Limiting NGINX Worker Process Blast Radius with OS-Level Controls

Problem

NGINX’s process model is deliberately simple: a master process runs as root to bind privileged ports (80, 443) and manage configuration; worker processes handle all request processing and run as an unprivileged user (nginx, www-data, or a custom account). The design intent is that even if a worker process is compromised, the attacker inherits only the unprivileged worker’s context — not root.

Recent NGINX CVEs demonstrate why this design deserves scrutiny rather than trust. CVE-2024-7347 (ngx_http_mp4_module heap buffer overflow), the QUIC module vulnerabilities CVE-2024-24989 and CVE-2024-24990, and earlier memory corruption bugs all target the worker process. When exploited, the attacker’s code runs as the NGINX worker user. On a typical deployment, that user can:

Read all files accessible to the worker — including SSL private keys, application configuration, and files that are world-readable on the host
Make outbound network connections to arbitrary destinations (no egress restriction by default)
Read /proc entries for other processes (though limited by ptrace restrictions)
Write to any directory writable by the worker user
Call almost any syscall — there is no Seccomp filter on NGINX workers by default
On systems with lax filesystem permissions, pivot to application secrets or credentials

The gap between “runs as unprivileged user” and “fully contained” is significant. OS-level controls that the NGINX process model does not provide by default include: syscall filtering (Seccomp), network namespace isolation, filesystem namespace restrictions, and capability bounding sets.

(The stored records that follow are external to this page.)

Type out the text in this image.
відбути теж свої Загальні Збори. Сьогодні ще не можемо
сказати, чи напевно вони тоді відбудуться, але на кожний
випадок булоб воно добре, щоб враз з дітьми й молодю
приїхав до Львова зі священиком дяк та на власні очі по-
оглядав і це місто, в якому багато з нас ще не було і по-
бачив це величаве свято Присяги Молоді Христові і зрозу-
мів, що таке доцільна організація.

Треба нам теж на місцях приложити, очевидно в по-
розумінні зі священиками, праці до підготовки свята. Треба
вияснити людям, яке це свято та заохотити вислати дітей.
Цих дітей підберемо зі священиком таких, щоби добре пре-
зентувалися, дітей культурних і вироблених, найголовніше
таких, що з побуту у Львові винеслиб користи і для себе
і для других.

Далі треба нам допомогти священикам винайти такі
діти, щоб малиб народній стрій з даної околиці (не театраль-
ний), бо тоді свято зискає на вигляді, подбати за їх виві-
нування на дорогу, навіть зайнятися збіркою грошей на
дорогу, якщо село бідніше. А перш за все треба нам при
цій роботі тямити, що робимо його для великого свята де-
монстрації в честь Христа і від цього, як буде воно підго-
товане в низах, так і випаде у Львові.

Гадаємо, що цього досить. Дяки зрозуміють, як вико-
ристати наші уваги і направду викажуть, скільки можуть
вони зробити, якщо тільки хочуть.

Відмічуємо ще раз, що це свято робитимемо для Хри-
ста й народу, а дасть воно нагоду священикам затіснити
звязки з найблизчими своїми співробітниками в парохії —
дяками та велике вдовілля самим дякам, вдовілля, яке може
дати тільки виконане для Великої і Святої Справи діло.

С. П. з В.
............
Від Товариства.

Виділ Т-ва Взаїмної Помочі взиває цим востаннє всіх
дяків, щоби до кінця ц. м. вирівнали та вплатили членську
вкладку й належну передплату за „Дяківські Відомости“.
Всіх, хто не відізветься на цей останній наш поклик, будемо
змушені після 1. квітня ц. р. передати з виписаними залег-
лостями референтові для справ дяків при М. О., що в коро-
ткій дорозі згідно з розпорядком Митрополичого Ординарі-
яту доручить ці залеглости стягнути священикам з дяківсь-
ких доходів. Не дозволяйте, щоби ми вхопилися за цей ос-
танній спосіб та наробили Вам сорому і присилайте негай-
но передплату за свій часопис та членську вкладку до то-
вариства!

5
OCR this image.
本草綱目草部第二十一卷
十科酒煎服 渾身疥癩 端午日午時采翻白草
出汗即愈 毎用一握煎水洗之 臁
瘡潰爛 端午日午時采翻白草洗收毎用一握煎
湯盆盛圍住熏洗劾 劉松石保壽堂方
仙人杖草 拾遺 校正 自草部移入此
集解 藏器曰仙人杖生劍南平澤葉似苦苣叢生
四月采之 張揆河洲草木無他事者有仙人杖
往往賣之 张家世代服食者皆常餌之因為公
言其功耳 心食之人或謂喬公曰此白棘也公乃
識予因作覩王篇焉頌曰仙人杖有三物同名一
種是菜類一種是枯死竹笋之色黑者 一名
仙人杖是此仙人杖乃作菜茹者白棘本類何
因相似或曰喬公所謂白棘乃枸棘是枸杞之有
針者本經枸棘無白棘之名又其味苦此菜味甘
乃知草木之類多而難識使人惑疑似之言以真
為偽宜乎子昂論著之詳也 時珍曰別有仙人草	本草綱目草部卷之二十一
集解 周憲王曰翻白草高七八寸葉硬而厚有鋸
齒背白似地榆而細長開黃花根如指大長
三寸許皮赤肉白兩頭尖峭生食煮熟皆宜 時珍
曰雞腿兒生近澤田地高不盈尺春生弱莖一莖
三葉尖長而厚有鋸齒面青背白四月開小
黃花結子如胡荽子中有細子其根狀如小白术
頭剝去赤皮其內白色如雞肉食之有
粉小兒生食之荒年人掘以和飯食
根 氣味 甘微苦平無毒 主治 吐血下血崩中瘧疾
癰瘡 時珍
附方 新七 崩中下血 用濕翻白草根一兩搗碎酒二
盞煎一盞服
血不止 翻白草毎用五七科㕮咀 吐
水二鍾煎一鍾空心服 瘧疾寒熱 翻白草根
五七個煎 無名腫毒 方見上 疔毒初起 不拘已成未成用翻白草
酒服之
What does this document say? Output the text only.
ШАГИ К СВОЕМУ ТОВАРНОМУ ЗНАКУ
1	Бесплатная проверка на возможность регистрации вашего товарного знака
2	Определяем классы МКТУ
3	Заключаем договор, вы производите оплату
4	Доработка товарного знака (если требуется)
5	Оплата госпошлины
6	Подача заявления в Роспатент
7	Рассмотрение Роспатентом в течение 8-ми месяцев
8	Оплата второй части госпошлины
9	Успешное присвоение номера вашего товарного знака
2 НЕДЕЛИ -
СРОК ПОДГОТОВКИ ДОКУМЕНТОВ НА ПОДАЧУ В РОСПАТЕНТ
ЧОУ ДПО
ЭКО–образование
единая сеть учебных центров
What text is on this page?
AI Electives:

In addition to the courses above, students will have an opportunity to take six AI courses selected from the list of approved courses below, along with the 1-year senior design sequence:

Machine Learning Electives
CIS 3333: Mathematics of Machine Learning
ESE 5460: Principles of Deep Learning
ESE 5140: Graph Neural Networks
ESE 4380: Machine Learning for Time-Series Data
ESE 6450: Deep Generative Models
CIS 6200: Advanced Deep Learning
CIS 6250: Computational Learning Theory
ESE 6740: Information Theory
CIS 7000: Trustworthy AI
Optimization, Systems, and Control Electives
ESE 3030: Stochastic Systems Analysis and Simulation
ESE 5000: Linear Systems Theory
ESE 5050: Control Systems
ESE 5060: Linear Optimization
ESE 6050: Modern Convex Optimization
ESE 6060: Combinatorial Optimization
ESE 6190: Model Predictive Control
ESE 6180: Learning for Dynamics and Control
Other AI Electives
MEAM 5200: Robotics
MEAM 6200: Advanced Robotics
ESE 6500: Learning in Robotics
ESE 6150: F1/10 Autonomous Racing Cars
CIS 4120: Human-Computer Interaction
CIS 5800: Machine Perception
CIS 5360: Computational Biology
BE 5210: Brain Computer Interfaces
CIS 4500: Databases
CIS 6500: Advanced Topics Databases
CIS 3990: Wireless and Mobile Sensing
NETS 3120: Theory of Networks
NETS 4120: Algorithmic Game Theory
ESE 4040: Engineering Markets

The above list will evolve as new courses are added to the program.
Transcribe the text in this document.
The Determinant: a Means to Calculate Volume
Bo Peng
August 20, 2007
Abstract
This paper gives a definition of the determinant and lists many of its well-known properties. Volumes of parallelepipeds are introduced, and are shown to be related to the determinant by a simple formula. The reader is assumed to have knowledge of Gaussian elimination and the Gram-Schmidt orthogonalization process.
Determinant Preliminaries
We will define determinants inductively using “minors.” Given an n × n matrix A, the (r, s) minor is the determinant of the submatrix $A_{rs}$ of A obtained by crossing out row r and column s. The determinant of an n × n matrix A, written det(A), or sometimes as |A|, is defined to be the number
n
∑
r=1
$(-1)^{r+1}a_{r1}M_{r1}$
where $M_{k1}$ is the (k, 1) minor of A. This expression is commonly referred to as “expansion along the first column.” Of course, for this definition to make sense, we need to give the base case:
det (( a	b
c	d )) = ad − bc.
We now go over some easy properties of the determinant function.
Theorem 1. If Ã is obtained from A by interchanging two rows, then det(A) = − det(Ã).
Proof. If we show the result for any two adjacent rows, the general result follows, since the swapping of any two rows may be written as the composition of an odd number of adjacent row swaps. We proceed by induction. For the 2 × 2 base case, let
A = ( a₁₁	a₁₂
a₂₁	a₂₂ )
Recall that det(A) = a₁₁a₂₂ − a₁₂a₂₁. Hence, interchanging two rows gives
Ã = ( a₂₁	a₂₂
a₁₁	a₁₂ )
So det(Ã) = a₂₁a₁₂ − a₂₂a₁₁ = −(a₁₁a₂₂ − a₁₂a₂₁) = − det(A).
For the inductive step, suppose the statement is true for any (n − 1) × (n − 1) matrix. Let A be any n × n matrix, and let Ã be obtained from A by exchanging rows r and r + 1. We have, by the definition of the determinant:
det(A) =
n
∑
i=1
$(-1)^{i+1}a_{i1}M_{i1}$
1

These controls matter most in the window between CVE disclosure and patch deployment. If your emergency patching SLA is 7 days for critical vulnerabilities, these controls are your defence for those 7 days.

Target systems: any Linux host running NGINX as a public-facing web server or reverse proxy; bare metal, VM, and non-container deployments where NGINX is managed via systemd or init scripts; this article focuses on non-containerised NGINX — containerised deployments have different tooling.

Threat Model

Adversary 1 — RCE via memory corruption CVE. A vulnerability in an NGINX module (mp4, QUIC, image_filter) allows an attacker to achieve code execution in a worker process. With baseline hardening: attacker can read SSL private keys, make outbound connections, and attempt further privilege escalation. With OS-level controls: attacker is restricted to a narrow syscall whitelist and cannot reach most of the filesystem or external network.

Adversary 2 — SSRF via proxy_pass misconfiguration. A misconfigured proxy_pass directive allows the NGINX worker to make requests to internal services on behalf of an attacker. Without network namespace isolation: the worker can reach internal services on any network interface. With namespace isolation: the worker is limited to the network interfaces explicitly shared.

Adversary 3 — Post-exploitation privilege escalation. After achieving worker-level code execution, an attacker attempts to escalate to root via a kernel LPE. Without Seccomp: all LPE syscall chains are reachable. With Seccomp: the restricted syscall set eliminates most common LPE primitives.

Configuration / Implementation

Step 1 — Baseline worker user configuration

Before adding OS-level controls, ensure the worker runs with minimal permissions:

# /etc/nginx/nginx.conf

# Dedicated worker user with no login shell and no home directory
user nginx nginx;

# Worker process count — one per CPU core
worker_processes auto;

# Limit worker connections
events {
    worker_connections 1024;
    use epoll;
}

# Create dedicated user if it doesn't exist
useradd --system --no-create-home --shell /bin/false --user-group nginx

# Verify the user has no sudo rights and no writable home
id nginx
# uid=xxx(nginx) gid=xxx(nginx) groups=xxx(nginx)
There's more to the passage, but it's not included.